Extrait de l'œuvre

L'exil

Discussion entre un mollah et un vieil homme, page de l'album Davis (1664-1665)
Discussion entre un mollah et un vieil homme, page de l'album Davis (1664-1665)Informations[1]

L'exil ne s'écrit pas. Il se vit. Il se vit une seule fois, comme une expérience originelle, qui se révèle et me révèle dans la seule voie qui est celle de la création.

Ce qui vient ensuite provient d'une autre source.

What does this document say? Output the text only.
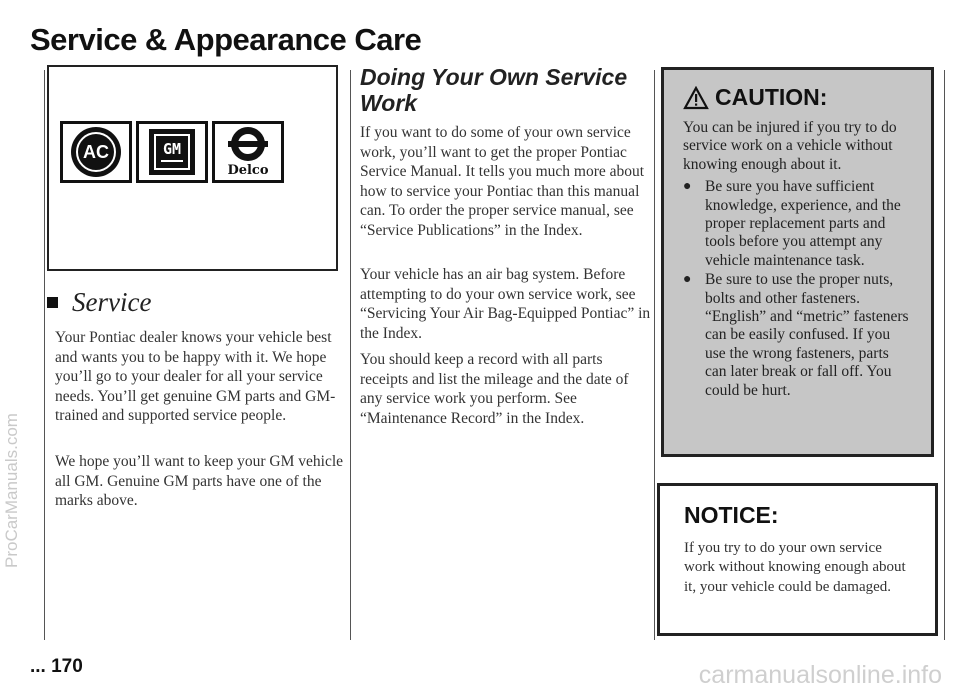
Service & Appearance Care
AC	GM
Delco
Service

Your Pontiac dealer knows your vehicle best and wants you to be happy with it. We hope you’ll go to your dealer for all your service needs. You’ll get genuine GM parts and GM-trained and supported service people.

We hope you’ll want to keep your GM vehicle all GM. Genuine GM parts have one of the marks above.

Doing Your Own Service Work

If you want to do some of your own service work, you’ll want to get the proper Pontiac Service Manual. It tells you much more about how to service your Pontiac than this manual can. To order the proper service manual, see “Service Publications” in the Index.

Your vehicle has an air bag system. Before attempting to do your own service work, see “Servicing Your Air Bag-Equipped Pontiac” in the Index.

You should keep a record with all parts receipts and list the mileage and the date of any service work you perform. See “Maintenance Record” in the Index.

CAUTION:

You can be injured if you try to do service work on a vehicle without knowing enough about it.

● Be sure you have sufficient knowledge, experience, and the proper replacement parts and tools before you attempt any vehicle maintenance task.
● Be sure to use the proper nuts, bolts and other fasteners. “English” and “metric” fasteners can be easily confused. If you use the wrong fasteners, parts can later break or fall off. You could be hurt.
NOTICE:

If you try to do your own service work without knowing enough about it, your vehicle could be damaged.

... 170
ProCarManuals.com
carmanualsonline.info
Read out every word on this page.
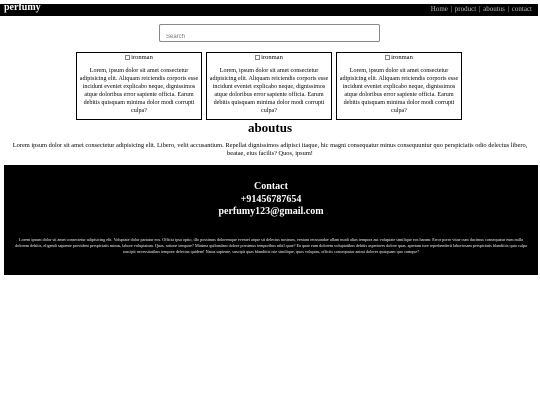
perfumy	Home | product | aboutus | contact
Search
ironman
Lorem, ipsum dolor sit amet consectetur adipisicing elit. Aliquam reiciendis corporis esse incidunt eveniet explicabo neque, dignissimos atque doloribus error sapiente officia. Earum debitis quisquam minima dolor modi corrupti culpa?
ironman
Lorem, ipsum dolor sit amet consectetur adipisicing elit. Aliquam reiciendis corporis esse incidunt eveniet explicabo neque, dignissimos atque doloribus error sapiente officia. Earum debitis quisquam minima dolor modi corrupti culpa?
ironman
Lorem, ipsum dolor sit amet consectetur adipisicing elit. Aliquam reiciendis corporis esse incidunt eveniet explicabo neque, dignissimos atque doloribus error sapiente officia. Earum debitis quisquam minima dolor modi corrupti culpa?
aboutus
Lorem ipsum dolor sit amet consectetur adipisicing elit. Libero, velit accusantium. Repellat dignissimos adipisci itaque, hic magni consequatur minus consequuntur quo perspiciatis odio delectus libero, beatae, eius facilis? Quos, ipsum!
Contact
+91456787654
perfumy123@gmail.com
Lorem ipsum dolor sit amet consectetur adipisicing elit. Voluptate dolor pariatur eos. Officia ipsa optio, illo possimus doloremque eveniet atque sit delectus nostrum, veniam recusandae ullam modi alias tempora aut voluptate similique eos harum. Error porro vitae cum ducimus consequatur eum nulla dolorem debitis, eligendi sapiente provident perspiciatis minus, labore voluptatum. Quas, ratione tempore? Minima quibusdam dolore possimus temporibus nihil quae? Ea quae eum dolorem voluptatibus debitis asperiores dolore quas, aperiam iure reprehenderit laboriosam perspiciatis blanditiis quia culpa suscipit necessitatibus tempore delectus quidem! Natus sapiente, suscipit quas blanditiis iste similique, quos voluptas, officiis consequatur animi dolores quisquam quo cumque?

D'où mon obsession pour une histoire bien connue d'une figure légendaire arabo-musulmane, Mollah Nasroudine. Un personnage errant par excellence, qui incarne à la fois la bêtise, le cynisme et la sagesse de l'humanité. Personne ne sait dire d'où il vient, où il va, quand il est né, quand il est mort... Chaque peuple l'intègre à son Histoire, à sa culture, selon les contextes politiques et religieux.

Cette histoire, je la raconte à chaque fois que l'on me demande pourquoi j'écris, pourquoi je fais des films qui se passent sur ma terre natale :

"Un soir, dans une ruelle, Mollah Nasroudine cherche quelque chose sous un lampadaire. Un passant s'approche et lui demande :

– Mollah, as-tu perdu quelque chose ?

– Oui, j'ai perdu les clefs de ma maison.

Le passant se met à chercher, lui aussi. Peine perdue. Aucune trace des clefs. Il se tourne vers Mollah pour lui demander :

– Es-tu certain de les avoir perdues ici ?

Très serein, Mollah Nasroudine répond :

– Non, je les ai perdues chez moi.

– Mais alors, pourquoi les cherches-tu ici ?

– Chez moi, il n'y a pas de lumière, rétorque Nasroudine."

Inspirée, semble-t-il, d'un conte indien, devenue, même en Occident, un numéro de clown, cette historiette reflète mon destin, comme celui de tous les exilés. Mon pays a sombré dans la terreur de la guerre, dans l'obscurantisme, et, là-bas, j'ai perdu les clefs de mes songes, de ma liberté, de mon identité...

Aussi l'ai-je quitté en espérant retrouver mes clefs là où il y a de la lumière, de la liberté, de la dignité... tout en sachant que je ne les retrouverai jamais.

Toute création en exil est la recherche permanente de ces clefs perdues.

Atiq Rahimi, "La ballade du Calame", Éditions de l'Iconoclaste, Paris, 2015, p. 98-100.